Та хмельная «чарка вина», которую надо было выпить Николаю Павловичу Романову, была опасной чаркой. Он знал, что в ней может быть отрава. Дело в том, что никто из окружавших его не хотел видеть его царем. Это очевидно между прочим из поведения Государственного совета, собравшегося в тот же вечер, 27 ноября, для обсуждения вопроса о престолонаследии. Спорили о том, надо ли вскрывать пакет. Д. И. Лобанов-Ростовский высказал мнение, что «les morts n'ont point de volonte» «у мертвых нет воли». На том же стоял А. С. Шишков. Граф Милорадович самонадеянно кричал, что нет надобности вскрывать загадочный пакет, что великий князь Николай Павлович уже принес присягу и дело сделано. Однако председатель Совета князь Лопухин решился все-таки распечатать пакет, и документ стал известен членам Государственного совета. Несмотря на это, Милорадович требовал не принимать во внимание завещание Александра, идти к Николаю Павловичу и предоставить ему самому решение этого вопроса. Так и сделали.
Николай вышел к членам Государственного совета. Со свойственной ему театральностью, «держа правую руку и указательный палец простертыми над своей головой», со слезами на глазах, вздрагивая всем телом, он произнес краткую речь, настаивая на принесении присяги Константину.
Иначе он поступить не мог. Дело в том, что тот граф Милорадович, военный генерал-губернатор Петербурга, который хвастался неоднократно, что «у него в кармане шестьдесят тысяч штыков», ничего не знал о заговоре, но он хорошо знал, что гвардия ненавидит Николая Павловича. Об этом он с совершенной откровенностью сказал великому князю. Правда, у гвардии не было также оснований любить Константина, но тот был далеко, в Варшаве, а Николай был здесь и успел всех раздражить и озлобить. Сознавая это, Николай боялся престола, хотя и мечтал о нем страстно.
Его страх был самый настоящий, и он не скрывал его в письмах к братьям и в разговорах с матерью и женой. В то время как во дворце было смятение, слезы и страх, ночной Петербург казался совершенно спокойным. Государственный секретарь А. П. Оленин, которому выпало на долю извлечь из архива завещание Александра, сообщает в своей записке: «Едучи от себя к князю Лопухину, то есть от Красного моста, на Мойке всей перспективой до Литейного и обратно до Большой Морской, кроме горящих фонарей на улице, я ни в одном доме огня не видел и, кроме моей кареты, никакого другого экипажа не слыхал. Не видно было даже ни одного конного или пешеходца, и только слышался глухой стук колес моей кареты и бег моих лошадей, да изредка перекличка часовых и ночных стражей».
III
Рано утром 12 декабря из Таганрога прибыл полковник со срочным донесением Дибича о раскрытом заговоре в гвардии и среди офицеров Южной армии.

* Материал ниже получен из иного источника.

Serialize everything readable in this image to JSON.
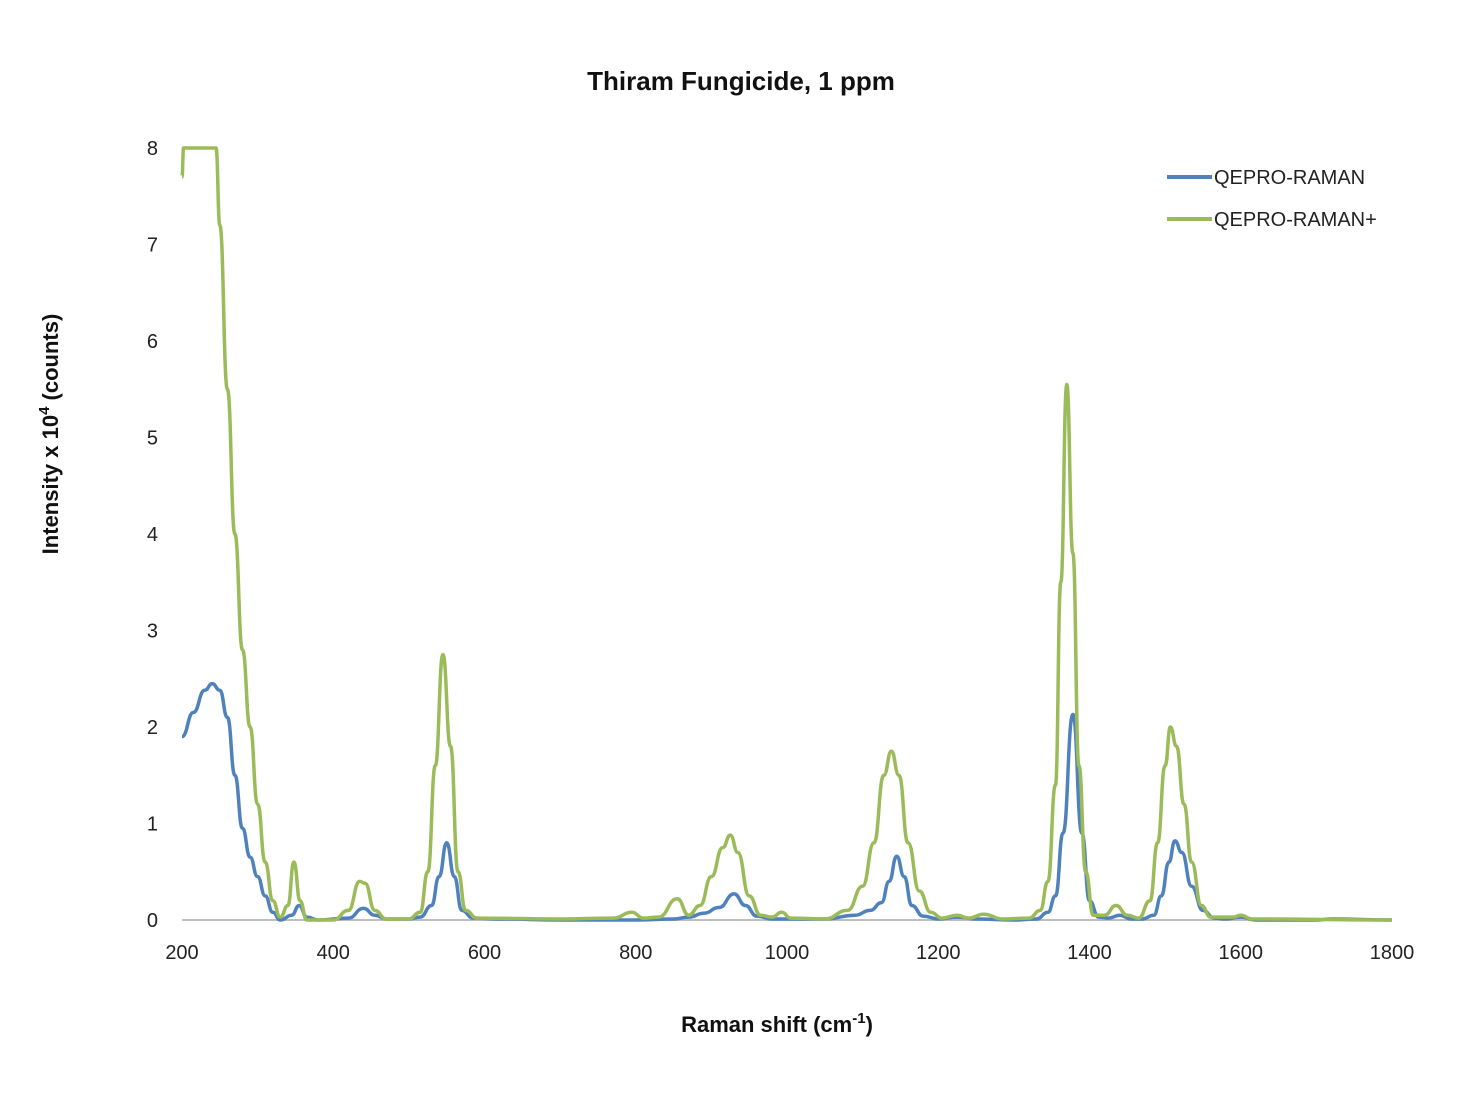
{
  "chart_data": {
    "type": "line",
    "title": "Thiram Fungicide, 1 ppm",
    "xlabel": "Raman shift (cm",
    "xlabel_sup": "-1",
    "xlabel_end": ")",
    "ylabel": "Intensity x 10",
    "ylabel_sup": "4",
    "ylabel_end": " (counts)",
    "xlim": [
      200,
      1800
    ],
    "ylim": [
      0,
      8
    ],
    "x_ticks": [
      "200",
      "400",
      "600",
      "800",
      "1000",
      "1200",
      "1400",
      "1600",
      "1800"
    ],
    "y_ticks": [
      "0",
      "1",
      "2",
      "3",
      "4",
      "5",
      "6",
      "7",
      "8"
    ],
    "grid": false,
    "legend_position": "top-right",
    "series": [
      {
        "name": "QEPRO-RAMAN",
        "color": "#4f81bd",
        "points": [
          [
            200,
            1.9
          ],
          [
            215,
            2.15
          ],
          [
            230,
            2.38
          ],
          [
            240,
            2.45
          ],
          [
            250,
            2.38
          ],
          [
            260,
            2.1
          ],
          [
            270,
            1.5
          ],
          [
            280,
            0.95
          ],
          [
            290,
            0.65
          ],
          [
            300,
            0.45
          ],
          [
            310,
            0.25
          ],
          [
            320,
            0.08
          ],
          [
            330,
            0.0
          ],
          [
            345,
            0.05
          ],
          [
            355,
            0.15
          ],
          [
            365,
            0.03
          ],
          [
            380,
            0.0
          ],
          [
            420,
            0.02
          ],
          [
            440,
            0.12
          ],
          [
            455,
            0.05
          ],
          [
            470,
            0.01
          ],
          [
            500,
            0.01
          ],
          [
            515,
            0.03
          ],
          [
            530,
            0.15
          ],
          [
            540,
            0.45
          ],
          [
            550,
            0.8
          ],
          [
            560,
            0.45
          ],
          [
            570,
            0.1
          ],
          [
            585,
            0.02
          ],
          [
            620,
            0.01
          ],
          [
            700,
            0.0
          ],
          [
            800,
            0.0
          ],
          [
            850,
            0.01
          ],
          [
            870,
            0.03
          ],
          [
            890,
            0.07
          ],
          [
            910,
            0.13
          ],
          [
            930,
            0.27
          ],
          [
            945,
            0.15
          ],
          [
            960,
            0.04
          ],
          [
            980,
            0.01
          ],
          [
            1050,
            0.01
          ],
          [
            1090,
            0.05
          ],
          [
            1110,
            0.1
          ],
          [
            1125,
            0.18
          ],
          [
            1135,
            0.4
          ],
          [
            1145,
            0.66
          ],
          [
            1155,
            0.45
          ],
          [
            1165,
            0.15
          ],
          [
            1180,
            0.04
          ],
          [
            1200,
            0.01
          ],
          [
            1225,
            0.03
          ],
          [
            1250,
            0.01
          ],
          [
            1300,
            0.0
          ],
          [
            1330,
            0.01
          ],
          [
            1345,
            0.08
          ],
          [
            1355,
            0.25
          ],
          [
            1365,
            0.9
          ],
          [
            1378,
            2.13
          ],
          [
            1390,
            0.9
          ],
          [
            1400,
            0.2
          ],
          [
            1412,
            0.03
          ],
          [
            1425,
            0.02
          ],
          [
            1440,
            0.05
          ],
          [
            1455,
            0.01
          ],
          [
            1470,
            0.01
          ],
          [
            1485,
            0.05
          ],
          [
            1495,
            0.25
          ],
          [
            1505,
            0.6
          ],
          [
            1513,
            0.82
          ],
          [
            1522,
            0.7
          ],
          [
            1535,
            0.35
          ],
          [
            1550,
            0.1
          ],
          [
            1565,
            0.02
          ],
          [
            1580,
            0.01
          ],
          [
            1600,
            0.03
          ],
          [
            1620,
            0.0
          ],
          [
            1700,
            0.0
          ],
          [
            1720,
            0.01
          ],
          [
            1800,
            0.0
          ]
        ]
      },
      {
        "name": "QEPRO-RAMAN+",
        "color": "#9bbb59",
        "points": [
          [
            200,
            7.7
          ],
          [
            202,
            8.0
          ],
          [
            245,
            8.0
          ],
          [
            250,
            7.2
          ],
          [
            260,
            5.5
          ],
          [
            270,
            4.0
          ],
          [
            280,
            2.8
          ],
          [
            290,
            2.0
          ],
          [
            300,
            1.2
          ],
          [
            310,
            0.6
          ],
          [
            320,
            0.2
          ],
          [
            330,
            0.03
          ],
          [
            340,
            0.15
          ],
          [
            348,
            0.6
          ],
          [
            356,
            0.2
          ],
          [
            365,
            0.0
          ],
          [
            400,
            0.0
          ],
          [
            420,
            0.1
          ],
          [
            435,
            0.4
          ],
          [
            442,
            0.38
          ],
          [
            455,
            0.1
          ],
          [
            470,
            0.01
          ],
          [
            500,
            0.01
          ],
          [
            515,
            0.08
          ],
          [
            525,
            0.5
          ],
          [
            535,
            1.6
          ],
          [
            545,
            2.75
          ],
          [
            555,
            1.8
          ],
          [
            565,
            0.5
          ],
          [
            575,
            0.1
          ],
          [
            590,
            0.02
          ],
          [
            700,
            0.01
          ],
          [
            770,
            0.02
          ],
          [
            795,
            0.08
          ],
          [
            810,
            0.02
          ],
          [
            830,
            0.03
          ],
          [
            855,
            0.22
          ],
          [
            870,
            0.05
          ],
          [
            885,
            0.15
          ],
          [
            900,
            0.45
          ],
          [
            915,
            0.75
          ],
          [
            925,
            0.88
          ],
          [
            935,
            0.7
          ],
          [
            950,
            0.25
          ],
          [
            965,
            0.05
          ],
          [
            980,
            0.03
          ],
          [
            993,
            0.08
          ],
          [
            1005,
            0.02
          ],
          [
            1050,
            0.01
          ],
          [
            1080,
            0.1
          ],
          [
            1100,
            0.35
          ],
          [
            1115,
            0.8
          ],
          [
            1128,
            1.5
          ],
          [
            1138,
            1.75
          ],
          [
            1148,
            1.5
          ],
          [
            1160,
            0.8
          ],
          [
            1175,
            0.3
          ],
          [
            1190,
            0.08
          ],
          [
            1205,
            0.02
          ],
          [
            1225,
            0.05
          ],
          [
            1240,
            0.02
          ],
          [
            1260,
            0.06
          ],
          [
            1285,
            0.01
          ],
          [
            1320,
            0.02
          ],
          [
            1335,
            0.1
          ],
          [
            1345,
            0.4
          ],
          [
            1355,
            1.4
          ],
          [
            1362,
            3.5
          ],
          [
            1370,
            5.55
          ],
          [
            1378,
            3.8
          ],
          [
            1386,
            1.6
          ],
          [
            1395,
            0.5
          ],
          [
            1405,
            0.05
          ],
          [
            1420,
            0.05
          ],
          [
            1435,
            0.15
          ],
          [
            1450,
            0.05
          ],
          [
            1465,
            0.02
          ],
          [
            1480,
            0.2
          ],
          [
            1490,
            0.8
          ],
          [
            1500,
            1.6
          ],
          [
            1507,
            2.0
          ],
          [
            1515,
            1.8
          ],
          [
            1525,
            1.2
          ],
          [
            1535,
            0.6
          ],
          [
            1548,
            0.15
          ],
          [
            1560,
            0.03
          ],
          [
            1590,
            0.03
          ],
          [
            1600,
            0.05
          ],
          [
            1615,
            0.01
          ],
          [
            1800,
            0.0
          ]
        ]
      }
    ]
  }
}
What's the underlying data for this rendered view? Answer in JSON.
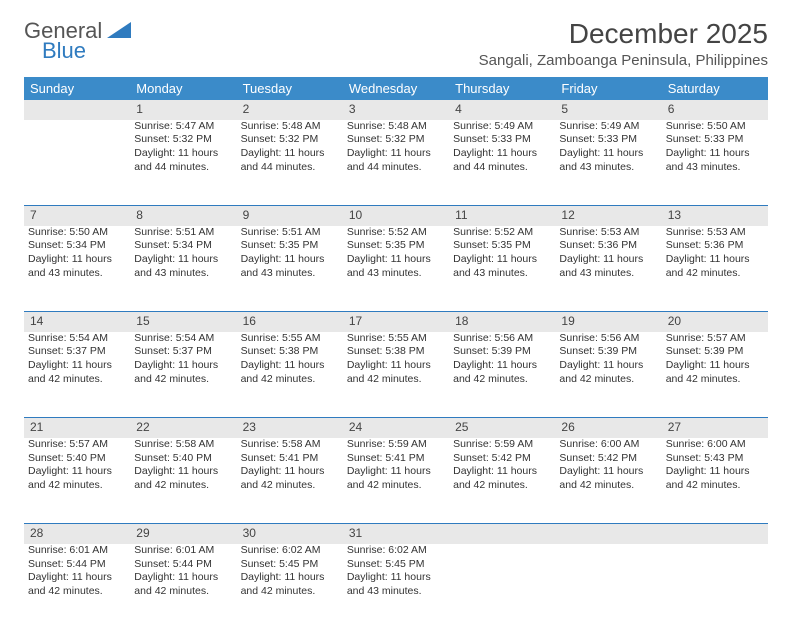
{
  "brand": {
    "part1": "General",
    "part2": "Blue"
  },
  "title": {
    "month": "December 2025",
    "location": "Sangali, Zamboanga Peninsula, Philippines"
  },
  "colors": {
    "header_bg": "#3b8bc9",
    "header_text": "#ffffff",
    "daynum_bg": "#e8e8e8",
    "row_divider": "#2f7bbf",
    "body_text": "#333333",
    "brand_accent": "#2f7bbf"
  },
  "weekdays": [
    "Sunday",
    "Monday",
    "Tuesday",
    "Wednesday",
    "Thursday",
    "Friday",
    "Saturday"
  ],
  "weeks": [
    {
      "nums": [
        "",
        "1",
        "2",
        "3",
        "4",
        "5",
        "6"
      ],
      "cells": [
        null,
        {
          "sunrise": "Sunrise: 5:47 AM",
          "sunset": "Sunset: 5:32 PM",
          "day1": "Daylight: 11 hours",
          "day2": "and 44 minutes."
        },
        {
          "sunrise": "Sunrise: 5:48 AM",
          "sunset": "Sunset: 5:32 PM",
          "day1": "Daylight: 11 hours",
          "day2": "and 44 minutes."
        },
        {
          "sunrise": "Sunrise: 5:48 AM",
          "sunset": "Sunset: 5:32 PM",
          "day1": "Daylight: 11 hours",
          "day2": "and 44 minutes."
        },
        {
          "sunrise": "Sunrise: 5:49 AM",
          "sunset": "Sunset: 5:33 PM",
          "day1": "Daylight: 11 hours",
          "day2": "and 44 minutes."
        },
        {
          "sunrise": "Sunrise: 5:49 AM",
          "sunset": "Sunset: 5:33 PM",
          "day1": "Daylight: 11 hours",
          "day2": "and 43 minutes."
        },
        {
          "sunrise": "Sunrise: 5:50 AM",
          "sunset": "Sunset: 5:33 PM",
          "day1": "Daylight: 11 hours",
          "day2": "and 43 minutes."
        }
      ]
    },
    {
      "nums": [
        "7",
        "8",
        "9",
        "10",
        "11",
        "12",
        "13"
      ],
      "cells": [
        {
          "sunrise": "Sunrise: 5:50 AM",
          "sunset": "Sunset: 5:34 PM",
          "day1": "Daylight: 11 hours",
          "day2": "and 43 minutes."
        },
        {
          "sunrise": "Sunrise: 5:51 AM",
          "sunset": "Sunset: 5:34 PM",
          "day1": "Daylight: 11 hours",
          "day2": "and 43 minutes."
        },
        {
          "sunrise": "Sunrise: 5:51 AM",
          "sunset": "Sunset: 5:35 PM",
          "day1": "Daylight: 11 hours",
          "day2": "and 43 minutes."
        },
        {
          "sunrise": "Sunrise: 5:52 AM",
          "sunset": "Sunset: 5:35 PM",
          "day1": "Daylight: 11 hours",
          "day2": "and 43 minutes."
        },
        {
          "sunrise": "Sunrise: 5:52 AM",
          "sunset": "Sunset: 5:35 PM",
          "day1": "Daylight: 11 hours",
          "day2": "and 43 minutes."
        },
        {
          "sunrise": "Sunrise: 5:53 AM",
          "sunset": "Sunset: 5:36 PM",
          "day1": "Daylight: 11 hours",
          "day2": "and 43 minutes."
        },
        {
          "sunrise": "Sunrise: 5:53 AM",
          "sunset": "Sunset: 5:36 PM",
          "day1": "Daylight: 11 hours",
          "day2": "and 42 minutes."
        }
      ]
    },
    {
      "nums": [
        "14",
        "15",
        "16",
        "17",
        "18",
        "19",
        "20"
      ],
      "cells": [
        {
          "sunrise": "Sunrise: 5:54 AM",
          "sunset": "Sunset: 5:37 PM",
          "day1": "Daylight: 11 hours",
          "day2": "and 42 minutes."
        },
        {
          "sunrise": "Sunrise: 5:54 AM",
          "sunset": "Sunset: 5:37 PM",
          "day1": "Daylight: 11 hours",
          "day2": "and 42 minutes."
        },
        {
          "sunrise": "Sunrise: 5:55 AM",
          "sunset": "Sunset: 5:38 PM",
          "day1": "Daylight: 11 hours",
          "day2": "and 42 minutes."
        },
        {
          "sunrise": "Sunrise: 5:55 AM",
          "sunset": "Sunset: 5:38 PM",
          "day1": "Daylight: 11 hours",
          "day2": "and 42 minutes."
        },
        {
          "sunrise": "Sunrise: 5:56 AM",
          "sunset": "Sunset: 5:39 PM",
          "day1": "Daylight: 11 hours",
          "day2": "and 42 minutes."
        },
        {
          "sunrise": "Sunrise: 5:56 AM",
          "sunset": "Sunset: 5:39 PM",
          "day1": "Daylight: 11 hours",
          "day2": "and 42 minutes."
        },
        {
          "sunrise": "Sunrise: 5:57 AM",
          "sunset": "Sunset: 5:39 PM",
          "day1": "Daylight: 11 hours",
          "day2": "and 42 minutes."
        }
      ]
    },
    {
      "nums": [
        "21",
        "22",
        "23",
        "24",
        "25",
        "26",
        "27"
      ],
      "cells": [
        {
          "sunrise": "Sunrise: 5:57 AM",
          "sunset": "Sunset: 5:40 PM",
          "day1": "Daylight: 11 hours",
          "day2": "and 42 minutes."
        },
        {
          "sunrise": "Sunrise: 5:58 AM",
          "sunset": "Sunset: 5:40 PM",
          "day1": "Daylight: 11 hours",
          "day2": "and 42 minutes."
        },
        {
          "sunrise": "Sunrise: 5:58 AM",
          "sunset": "Sunset: 5:41 PM",
          "day1": "Daylight: 11 hours",
          "day2": "and 42 minutes."
        },
        {
          "sunrise": "Sunrise: 5:59 AM",
          "sunset": "Sunset: 5:41 PM",
          "day1": "Daylight: 11 hours",
          "day2": "and 42 minutes."
        },
        {
          "sunrise": "Sunrise: 5:59 AM",
          "sunset": "Sunset: 5:42 PM",
          "day1": "Daylight: 11 hours",
          "day2": "and 42 minutes."
        },
        {
          "sunrise": "Sunrise: 6:00 AM",
          "sunset": "Sunset: 5:42 PM",
          "day1": "Daylight: 11 hours",
          "day2": "and 42 minutes."
        },
        {
          "sunrise": "Sunrise: 6:00 AM",
          "sunset": "Sunset: 5:43 PM",
          "day1": "Daylight: 11 hours",
          "day2": "and 42 minutes."
        }
      ]
    },
    {
      "nums": [
        "28",
        "29",
        "30",
        "31",
        "",
        "",
        ""
      ],
      "cells": [
        {
          "sunrise": "Sunrise: 6:01 AM",
          "sunset": "Sunset: 5:44 PM",
          "day1": "Daylight: 11 hours",
          "day2": "and 42 minutes."
        },
        {
          "sunrise": "Sunrise: 6:01 AM",
          "sunset": "Sunset: 5:44 PM",
          "day1": "Daylight: 11 hours",
          "day2": "and 42 minutes."
        },
        {
          "sunrise": "Sunrise: 6:02 AM",
          "sunset": "Sunset: 5:45 PM",
          "day1": "Daylight: 11 hours",
          "day2": "and 42 minutes."
        },
        {
          "sunrise": "Sunrise: 6:02 AM",
          "sunset": "Sunset: 5:45 PM",
          "day1": "Daylight: 11 hours",
          "day2": "and 43 minutes."
        },
        null,
        null,
        null
      ]
    }
  ]
}
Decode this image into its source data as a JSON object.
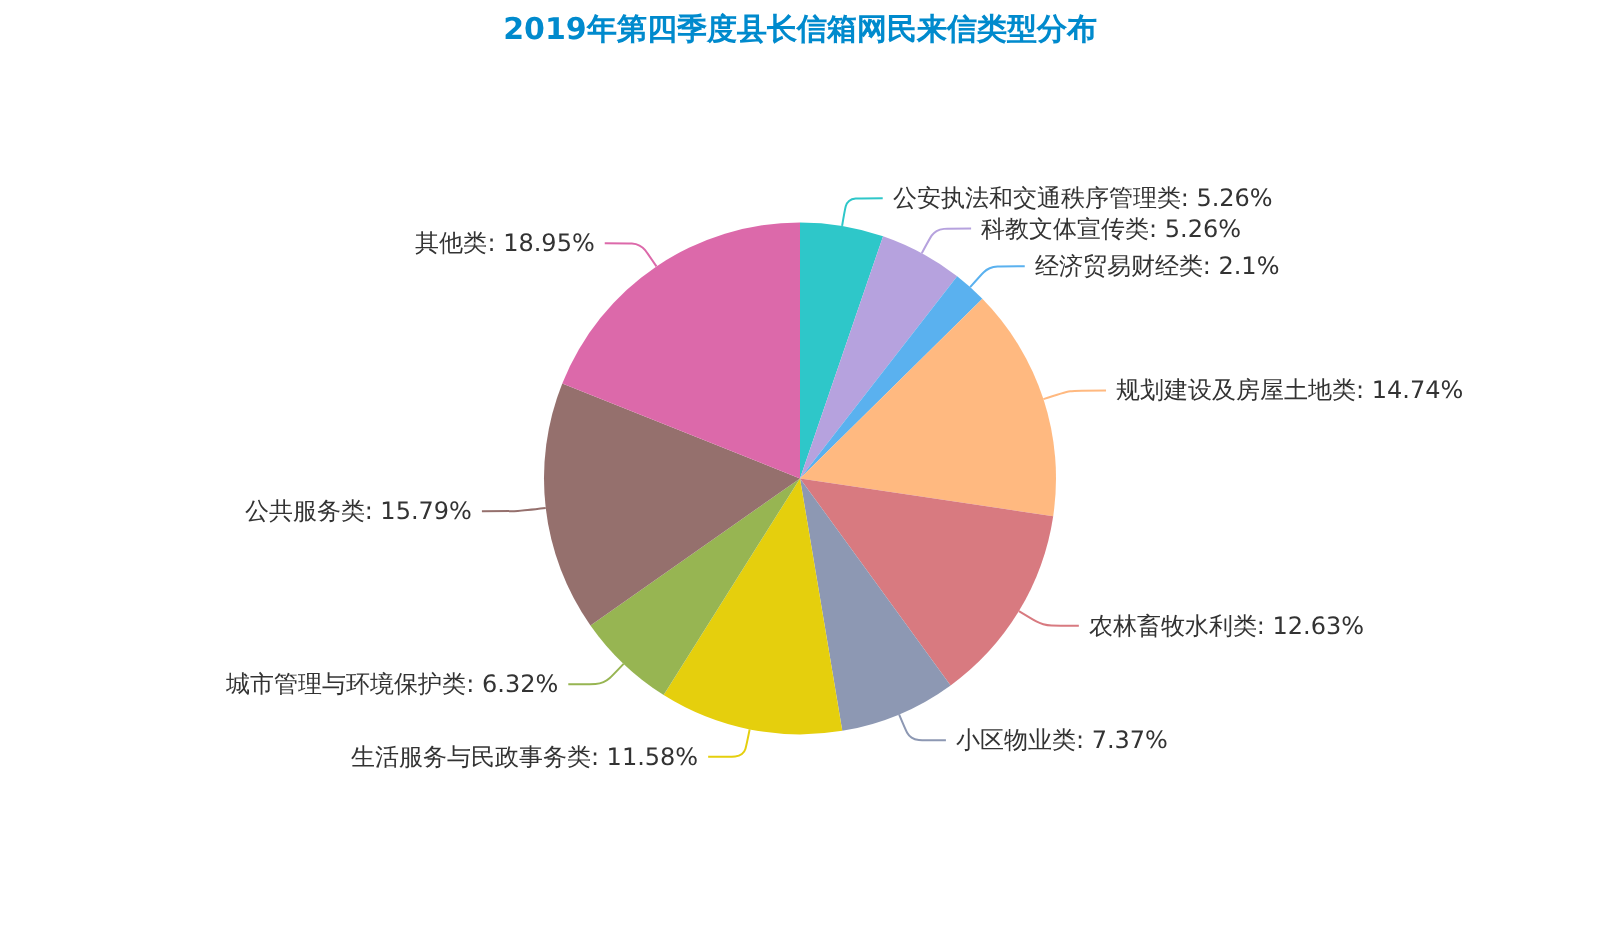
{
  "chart_data": {
    "type": "pie",
    "title": "2019年第四季度县长信箱网民来信类型分布",
    "categories": [
      "公安执法和交通秩序管理类",
      "科教文体宣传类",
      "经济贸易财经类",
      "规划建设及房屋土地类",
      "农林畜牧水利类",
      "小区物业类",
      "生活服务与民政事务类",
      "城市管理与环境保护类",
      "公共服务类",
      "其他类"
    ],
    "values": [
      5.26,
      5.26,
      2.1,
      14.74,
      12.63,
      7.37,
      11.58,
      6.32,
      15.79,
      18.95
    ],
    "value_labels": [
      "5.26%",
      "5.26%",
      "2.1%",
      "14.74%",
      "12.63%",
      "7.37%",
      "11.58%",
      "6.32%",
      "15.79%",
      "18.95%"
    ],
    "colors": [
      "#2ec7c9",
      "#b6a2de",
      "#5ab1ef",
      "#ffb980",
      "#d87a80",
      "#8d98b3",
      "#e5cf0d",
      "#97b552",
      "#95706d",
      "#dc69aa"
    ],
    "legend": false
  }
}
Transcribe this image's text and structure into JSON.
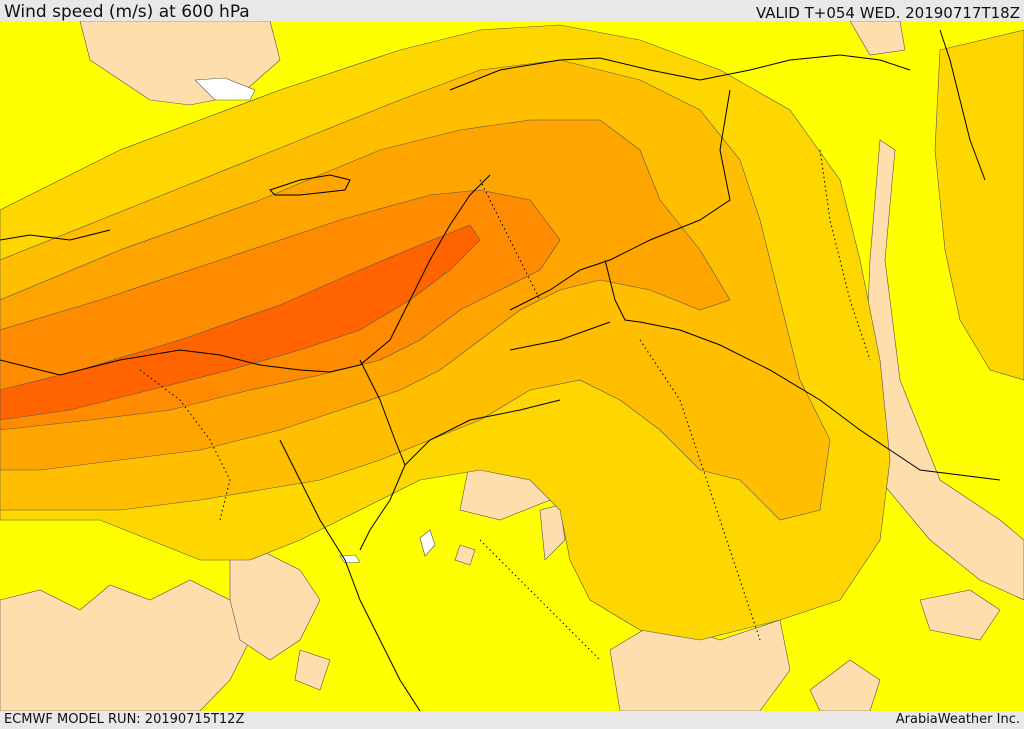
{
  "header": {
    "title": "Wind speed (m/s) at 600 hPa",
    "valid": "VALID T+054 WED. 20190717T18Z"
  },
  "footer": {
    "model_run": "ECMWF MODEL RUN: 20190715T12Z",
    "credit": "ArabiaWeather Inc."
  },
  "colors": {
    "background": "#e8e8e8",
    "calm": "#ffffff",
    "light": "#ffdead",
    "band_1": "#ffff00",
    "band_2": "#ffd700",
    "band_3": "#ffbf00",
    "band_4": "#ffa500",
    "band_5": "#ff8c00",
    "band_6": "#ff6400",
    "jet_core": "#ff5a00"
  }
}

Неопределенный и неясный страх перед какой-то опасностью, владевший душою Николая, теперь, когда он прочел сообщение Дибича, стал уже чем-то несомненным и близким. Это уже не предчувствие, а сама грубая действительность. Смерть стояла совсем близко. Николай понимал, что тут не может быть компромисса и сентиментальностей. Гвардия привыкла играть коронами, как мячами. Он сознавал, что в эти два-три дня решится его участь — быть ему самодержавным императором многомиллионной России или валяться где-нибудь на ковре Зимнего дворца изуродованным и задушенным, как его отец Павел.
Николай был одинок. Никого не было, кто бы мог ему помочь. Если ветеран славных походов, военный генерал-губернатор столицы Милорадович, решительно советует не посягать на трон, то на кого же рассчитывать? А между тем Константин не едет в Петербург, не присылает никакой официальной бумаги и в то же время отказывается от престола. Николай Павлович с нетерпением ожидал возвращения из Варшавы Михаила Павловича. Привезет он или не привезет необходимые документы от упрямого Константина, но уже само его присутствие здесь, как живого свидетеля отречения брата, важно чрезвычайно. А он, как нарочно, опаздывал.
В этот день пришло решительное письмо от брата, но совершен по интимное, и опубликовать его было невозможно, как и предыдущие письма. Послав Дибичу подробный ответ на его донесение, Николай присоединил к нему приписку: «Решительный курьер воротился. Послезавтра поутру я — или государь, или без дыхания. Я жертвую собою для брата. Счастлив, если, как подданный, исполню волю его. Но что будет г. России? Что будет в армии?.. Я вам послезавтра, если жив буду, пришлю — сам еще не знаю как — с уведомлением, как все сошло… здесь у нас о сю пору непостижимо тихо, mais le calme precede souvem 1'orage…» (но тишина часто бывает перед бурею…).